Indeed, that is a common pattern in machine learning research: newer models perform better on benchmarks than earlier models not because their capabilities increase with respect to earlier models but because they're bigger models, trained on more data and more compute. They're just bigger, slower, more expensive- and just as dumb as their predecessors.

That's 90% of deep learning research in a nutshell.

replies(1): >>43479221 #

10. bubblyworld ◴[26 Mar 25 05:50 UTC] No.43479221{5}[source]▶

>>43475924 #

I'm sorry, but what observations support that hypothesis? There were scores of teams trying exactly that - training LLMs directly on Arc-AGI data - and by and large they achieved mediocre results. It just isn't an approach that works for this problem set.
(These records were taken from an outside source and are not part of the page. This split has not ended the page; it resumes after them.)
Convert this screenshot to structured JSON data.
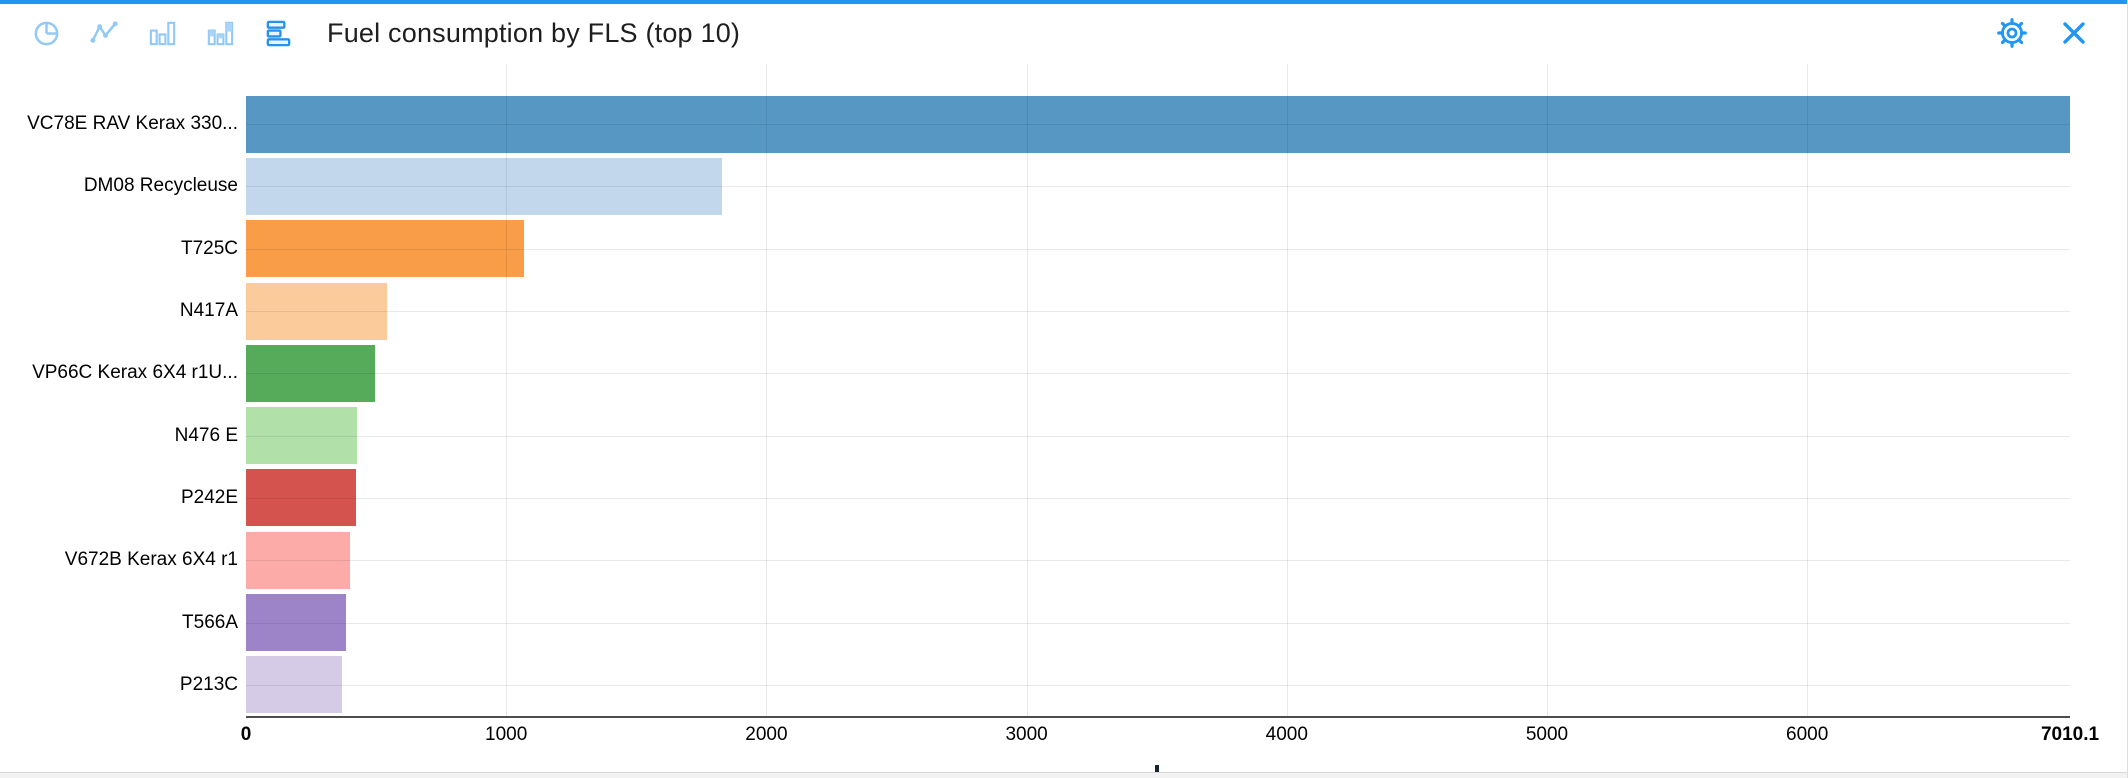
{
  "header": {
    "title": "Fuel consumption by FLS (top 10)",
    "tools": [
      {
        "name": "pie-chart",
        "active": false
      },
      {
        "name": "line-chart",
        "active": false
      },
      {
        "name": "column-chart",
        "active": false
      },
      {
        "name": "stacked-column-chart",
        "active": false
      },
      {
        "name": "horizontal-bar-chart",
        "active": true
      }
    ],
    "action_icons": [
      "gear-icon",
      "close-icon"
    ]
  },
  "colors": {
    "accent": "#2196f3",
    "icon_inactive": "#93c9f6",
    "icon_active": "#2492f0",
    "grid": "rgba(0,0,0,0.085)",
    "axis": "#4d4d4d"
  },
  "chart_data": {
    "type": "bar",
    "orientation": "horizontal",
    "title": "Fuel consumption by FLS (top 10)",
    "categories": [
      "VC78E RAV Kerax 330...",
      "DM08 Recycleuse",
      "T725C",
      "N417A",
      "VP66C Kerax 6X4 r1U...",
      "N476 E",
      "P242E",
      "V672B Kerax 6X4 r1",
      "T566A",
      "P213C"
    ],
    "values": [
      7010.1,
      1830,
      1070,
      540,
      497,
      427,
      422,
      400,
      384,
      369
    ],
    "bar_colors": [
      "#5697c4",
      "#c3d7ec",
      "#f99d48",
      "#fccb9b",
      "#56ab5b",
      "#b1e0a9",
      "#d5534f",
      "#fcaba8",
      "#9d84c9",
      "#d6cbe6"
    ],
    "xlim": [
      0,
      7010.1
    ],
    "xticks": [
      {
        "v": 0,
        "label": "0",
        "bold": true
      },
      {
        "v": 1000,
        "label": "1000",
        "bold": false
      },
      {
        "v": 2000,
        "label": "2000",
        "bold": false
      },
      {
        "v": 3000,
        "label": "3000",
        "bold": false
      },
      {
        "v": 4000,
        "label": "4000",
        "bold": false
      },
      {
        "v": 5000,
        "label": "5000",
        "bold": false
      },
      {
        "v": 6000,
        "label": "6000",
        "bold": false
      },
      {
        "v": 7010.1,
        "label": "7010.1",
        "bold": true
      }
    ],
    "grid": true,
    "legend": "none"
  }
}
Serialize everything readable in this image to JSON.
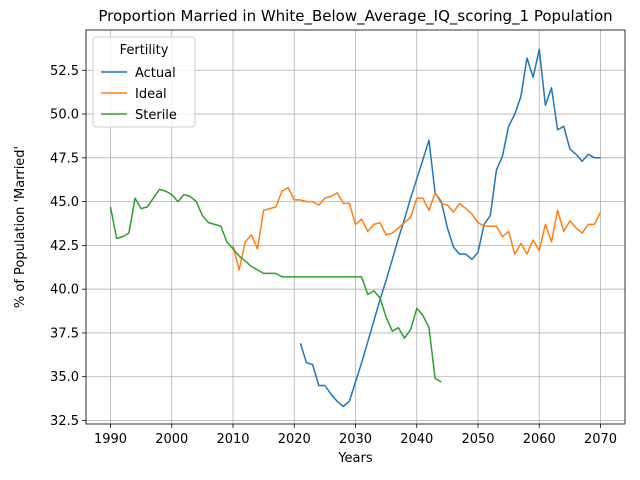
{
  "chart_data": {
    "type": "line",
    "title": "Proportion Married in White_Below_Average_IQ_scoring_1 Population",
    "xlabel": "Years",
    "ylabel": "% of Population 'Married'",
    "xlim": [
      1986,
      2074
    ],
    "ylim": [
      32.3,
      54.8
    ],
    "xticks": [
      1990,
      2000,
      2010,
      2020,
      2030,
      2040,
      2050,
      2060,
      2070
    ],
    "yticks": [
      32.5,
      35.0,
      37.5,
      40.0,
      42.5,
      45.0,
      47.5,
      50.0,
      52.5
    ],
    "ytick_labels": [
      "32.5",
      "35.0",
      "37.5",
      "40.0",
      "42.5",
      "45.0",
      "47.5",
      "50.0",
      "52.5"
    ],
    "grid": true,
    "legend": {
      "title": "Fertility",
      "position": "top-left"
    },
    "series": [
      {
        "name": "Actual",
        "color": "#1f77b4",
        "x": [
          2021,
          2022,
          2023,
          2024,
          2025,
          2026,
          2027,
          2028,
          2029,
          2030,
          2031,
          2032,
          2033,
          2034,
          2035,
          2036,
          2037,
          2038,
          2039,
          2040,
          2041,
          2042,
          2043,
          2044,
          2045,
          2046,
          2047,
          2048,
          2049,
          2050,
          2051,
          2052,
          2053,
          2054,
          2055,
          2056,
          2057,
          2058,
          2059,
          2060,
          2061,
          2062,
          2063,
          2064,
          2065,
          2066,
          2067,
          2068,
          2069,
          2070
        ],
        "values": [
          36.9,
          35.8,
          35.7,
          34.5,
          34.5,
          34.0,
          33.6,
          33.3,
          33.6,
          34.7,
          35.8,
          37.0,
          38.2,
          39.4,
          40.5,
          41.7,
          42.9,
          44.0,
          45.2,
          46.3,
          47.4,
          48.5,
          45.5,
          45.0,
          43.5,
          42.4,
          42.0,
          42.0,
          41.7,
          42.1,
          43.7,
          44.2,
          46.8,
          47.6,
          49.3,
          50.0,
          51.0,
          53.2,
          52.1,
          53.7,
          50.5,
          51.5,
          49.1,
          49.3,
          48.0,
          47.7,
          47.3,
          47.7,
          47.5,
          47.5
        ],
        "x_offset_note": ""
      },
      {
        "name": "Ideal",
        "color": "#ff7f0e",
        "x": [
          2010,
          2011,
          2012,
          2013,
          2014,
          2015,
          2016,
          2017,
          2018,
          2019,
          2020,
          2021,
          2022,
          2023,
          2024,
          2025,
          2026,
          2027,
          2028,
          2029,
          2030,
          2031,
          2032,
          2033,
          2034,
          2035,
          2036,
          2037,
          2038,
          2039,
          2040,
          2041,
          2042,
          2043,
          2044,
          2045,
          2046,
          2047,
          2048,
          2049,
          2050,
          2051,
          2052,
          2053,
          2054,
          2055,
          2056,
          2057,
          2058,
          2059,
          2060,
          2061,
          2062,
          2063,
          2064,
          2065,
          2066,
          2067,
          2068,
          2069,
          2070
        ],
        "values": [
          42.5,
          41.1,
          42.7,
          43.1,
          42.3,
          44.5,
          44.6,
          44.7,
          45.6,
          45.8,
          45.1,
          45.1,
          45.0,
          45.0,
          44.8,
          45.2,
          45.3,
          45.5,
          44.9,
          44.9,
          43.7,
          44.0,
          43.3,
          43.7,
          43.8,
          43.1,
          43.2,
          43.5,
          43.8,
          44.1,
          45.2,
          45.2,
          44.5,
          45.5,
          44.9,
          44.8,
          44.4,
          44.9,
          44.6,
          44.3,
          43.8,
          43.6,
          43.6,
          43.6,
          43.0,
          43.3,
          42.0,
          42.6,
          42.0,
          42.8,
          42.2,
          43.7,
          42.7,
          44.5,
          43.3,
          43.9,
          43.5,
          43.2,
          43.7,
          43.7,
          44.4
        ]
      },
      {
        "name": "Sterile",
        "color": "#2ca02c",
        "x": [
          1990,
          1991,
          1992,
          1993,
          1994,
          1995,
          1996,
          1997,
          1998,
          1999,
          2000,
          2001,
          2002,
          2003,
          2004,
          2005,
          2006,
          2007,
          2008,
          2009,
          2010,
          2011,
          2012,
          2013,
          2014,
          2015,
          2016,
          2017,
          2018,
          2019,
          2020,
          2021,
          2022,
          2023,
          2024,
          2025,
          2026,
          2027,
          2028,
          2029,
          2030,
          2031,
          2032,
          2033,
          2034,
          2035,
          2036,
          2037,
          2038,
          2039,
          2040,
          2041,
          2042,
          2043,
          2044
        ],
        "values": [
          44.7,
          42.9,
          43.0,
          43.2,
          45.2,
          44.6,
          44.7,
          45.2,
          45.7,
          45.6,
          45.4,
          45.0,
          45.4,
          45.3,
          45.0,
          44.2,
          43.8,
          43.7,
          43.6,
          42.7,
          42.3,
          41.9,
          41.6,
          41.3,
          41.1,
          40.9,
          40.9,
          40.9,
          40.7,
          40.7,
          40.7,
          40.7,
          40.7,
          40.7,
          40.7,
          40.7,
          40.7,
          40.7,
          40.7,
          40.7,
          40.7,
          40.7,
          39.7,
          39.9,
          39.5,
          38.4,
          37.6,
          37.8,
          37.2,
          37.7,
          38.9,
          38.5,
          37.8,
          34.9,
          34.7
        ]
      }
    ]
  }
}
To be honest your argument sounds like an attempt to motivate a predetermined conclusion.

replies(1): >>43498398 #

11. YeGoblynQueenne ◴[27 Mar 25 21:28 UTC] No.43498398{6}[source]▶

>>43479221 #

In which case what is the point of your comment? I mean what do you expect me to do after reading it, reach a different predetermined conclusion?

replies(1): >>43501898 #

12. bubblyworld ◴[28 Mar 25 05:36 UTC] No.43501898{7}[source]▶

>>43498398 #

Provide some evidence for your claims? This empty rhetoric stuff in every AI thread on HN wears me out a bit. I apologise for being a little aggressive in my previous comment.